15/2/08

Desayuno



No recuerdo por qué hubimos de madrugar tanto. Sí, yo tenía algún viaje como tantos otros días, pero no creo que fuera ese el motivo. Cualquiera que sea el caso, bajamos a la calle buscando una cafetería. Era domingo y era invierno, de modo que las calles estaban ausentes, aún oscuras, cubiertos los árboles con una fina capita de rocío blanco sobre la que se reflejaban los colores brillantes de los semáforos. Caminamos abrazados, seguramente más por protegernos del frío que por otra cosa.

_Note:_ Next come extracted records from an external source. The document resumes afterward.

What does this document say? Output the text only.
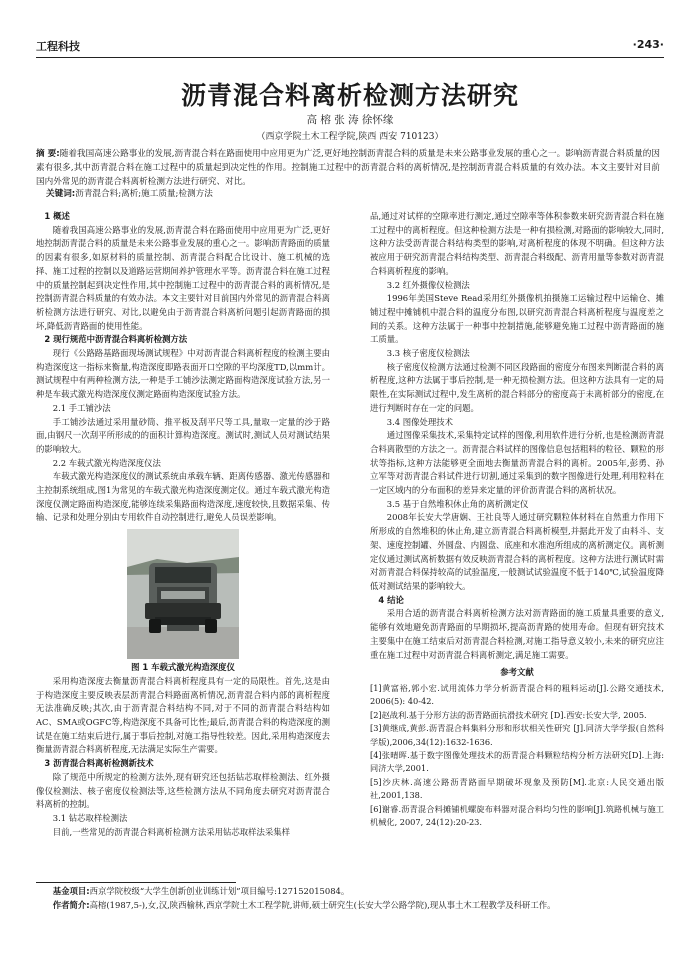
工程科技	·243·
沥青混合料离析检测方法研究
高 榕 张 涛 徐怀缘
（西京学院土木工程学院,陕西 西安 710123）
摘 要:随着我国高速公路事业的发展,沥青混合料在路面使用中应用更为广泛,更好地控制沥青混合料的质量是未来公路事业发展的重心之一。影响沥青混合料质量的因素有很多,其中沥青混合料在施工过程中的质量起到决定性的作用。控制施工过程中的沥青混合料的离析情况,是控制沥青混合料质量的有效办法。本文主要针对目前国内外常见的沥青混合料离析检测方法进行研究、对比。
关键词:沥青混合料;离析;施工质量;检测方法

1 概述

随着我国高速公路事业的发展,沥青混合料在路面使用中应用更为广泛,更好地控制沥青混合料的质量是未来公路事业发展的重心之一。影响沥青路面的质量的因素有很多,如原材料的质量控制、沥青混合料配合比设计、施工机械的选择、施工过程的控制以及道路运营期间养护管理水平等。沥青混合料在施工过程中的质量控制起到决定性作用,其中控制施工过程中的沥青混合料的离析情况,是控制沥青混合料质量的有效办法。本文主要针对目前国内外常见的沥青混合料离析检测方法进行研究、对比,以避免由于沥青混合料离析问题引起沥青路面的损坏,降低沥青路面的使用性能。

2 现行规范中沥青混合料离析检测方法

现行《公路路基路面现场测试规程》中对沥青混合料离析程度的检测主要由构造深度这一指标来衡量,构造深度即路表面开口空隙的平均深度TD,以mm计。测试规程中有两种检测方法,一种是手工铺沙法测定路面构造深度试验方法,另一种是车载式激光构造深度仪测定路面构造深度试验方法。

2.1 手工铺沙法

手工铺沙法通过采用量砂筒、推平板及刮平尺等工具,量取一定量的沙于路面,由钢尺一次刮平所形成的的面积计算构造深度。测试时,测试人员对测试结果的影响较大。

2.2 车载式激光构造深度仪法

车载式激光构造深度仪的测试系统由承载车辆、距离传感器、激光传感器和主控制系统组成,图1为常见的车载式激光构造深度测定仪。通过车载式激光构造深度仪测定路面构造深度,能够连续采集路面构造深度,速度较快,且数据采集、传输、记录和处理分别由专用软件自动控制进行,避免人员误差影响。

图 1 车载式激光构造深度仪

采用构造深度去衡量沥青混合料离析程度具有一定的局限性。首先,这是由于构造深度主要反映表层沥青混合料路面离析情况,沥青混合料内部的离析程度无法准确反映;其次,由于沥青混合料结构不同,对于不同的沥青混合料结构如AC、SMA或OGFC等,构造深度不具备可比性;最后,沥青混合料的构造深度的测试是在施工结束后进行,属于事后控制,对施工指导性较差。因此,采用构造深度去衡量沥青混合料离析程度,无法满足实际生产需要。

3 沥青混合料离析检测新技术

除了规范中所规定的检测方法外,现有研究还包括钻芯取样检测法、红外摄像仪检测法、核子密度仪检测法等,这些检测方法从不同角度去研究对沥青混合料离析的控制。

3.1 钻芯取样检测法

目前,一些常见的沥青混合料离析检测方法采用钻芯取样法采集样

品,通过对试样的空隙率进行测定,通过空隙率等体积参数来研究沥青混合料在施工过程中的离析程度。但这种检测方法是一种有损检测,对路面的影响较大,同时,这种方法受沥青混合料结构类型的影响,对离析程度的体现不明确。但这种方法被应用于研究沥青混合料结构类型、沥青混合料级配、沥青用量等参数对沥青混合料离析程度的影响。

3.2 红外摄像仪检测法

1996年美国Steve Read采用红外摄像机拍摄施工运输过程中运输仓、摊铺过程中摊铺机中混合料的温度分布图,以研究沥青混合料离析程度与温度差之间的关系。这种方法属于一种事中控制措施,能够避免施工过程中沥青路面的施工质量。

3.3 核子密度仪检测法

核子密度仪检测方法通过检测不同区段路面的密度分布图来判断混合料的离析程度,这种方法属于事后控制,是一种无损检测方法。但这种方法具有一定的局限性,在实际测试过程中,发生离析的混合料部分的密度高于未离析部分的密度,在进行判断时存在一定的问题。

3.4 图像处理技术

通过图像采集技术,采集特定试样的图像,利用软件进行分析,也是检测沥青混合料离散型的方法之一。沥青混合料试样的图像信息包括粗料的粒径、颗粒的形状等指标,这种方法能够更全面地去衡量沥青混合料的离析。2005年,彭勇、孙立军等对沥青混合料试件进行切割,通过采集到的数字图像进行处理,利用粒料在一定区域内的分布面积的差异来定量的评价沥青混合料的离析状况。

3.5 基于自然堆积休止角的离析测定仪

2008年长安大学唐娴、王社良等人通过研究颗粒体材料在自然重力作用下所形成的自然堆积的休止角,建立沥青混合料离析模型,并据此开发了由料斗、支架、速度控制罐、外圆盘、内圆盘、底座和水准泡所组成的离析测定仪。离析测定仪通过测试离析数据有效反映沥青混合料的离析程度。这种方法进行测试时需对沥青混合料保持较高的试验温度,一般测试试验温度不低于140℃,试验温度降低对测试结果的影响较大。

4 结论

采用合适的沥青混合料离析检测方法对沥青路面的施工质量具重要的意义,能够有效地避免沥青路面的早期损坏,提高沥青路的使用寿命。但现有研究技术主要集中在施工结束后对沥青混合料检测,对施工指导意义较小,未来的研究应注重在施工过程中对沥青混合料离析测定,满足施工需要。

参考文献

[1]黄富裕,郭小宏.试用流体力学分析沥青混合料的粗料运动[J].公路交通技术, 2006(5): 40-42.

[2]赵战利.基于分形方法的沥青路面抗滑技术研究 [D].西安:长安大学, 2005.

[3]黄继成,黄彭.沥青混合料集料分形和形状相关性研究 [J].同济大学学报(自然科学版),2006,34(12):1632-1636.

[4]张晴晖.基于数字图像处理技术的沥青混合料颗粒结构分析方法研究[D].上海:同济大学,2001.

[5]沙庆林.高速公路沥青路面早期破坏现象及预防[M].北京:人民交通出版社,2001,138.

[6]谢睿.沥青混合料摊铺机螺旋布料器对混合料均匀性的影响[J].筑路机械与施工机械化, 2007, 24(12):20-23.

基金项目:西京学院校级“大学生创新创业训练计划”项目编号:127152015084。
作者简介:高榕(1987,5-),女,汉,陕西榆林,西京学院土木工程学院,讲师,硕士研究生(长安大学公路学院),现从事土木工程教学及科研工作。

A punto de rendirnos, dimos con un bar abierto en un centro comercial en el que todos los demás establecimientos estaban cerrados. No era el más agradable. Mesas baratas de aluminio y sillas de skay descolorido. Te quitaste los guantes. El camarero estaba atento a la radio y apenas nos miró al entrar. Algo sobre política que no escuchamos. No había nadie más. Pedimos los cafés. Doble y cargado para ti, descafeinado para mí. Un croissant a medias. Dio para mucho aquel desayuno. Frente a mí, las manos agarradas – las tenías aún heladas-, la voz queda, me revelaste tus sueños. Con tranquilidad, con anhelo, con la melancolía de ver cómo pasaban los años sin lograrlos. Aspiraciones sencillas. Como las mías. Quizá sólo ser feliz y cuidar de los tuyos. Quizá, ser felices juntos. Te escuché casi como si de una revelación sagrada se tratara. Emocionado de que compartieras lo tuyo conmigo. Privilegiado. Juré cumplir aquellos sueños contigo. Amanecía cuando te besé. Sabías a café y a maravilla del cielo.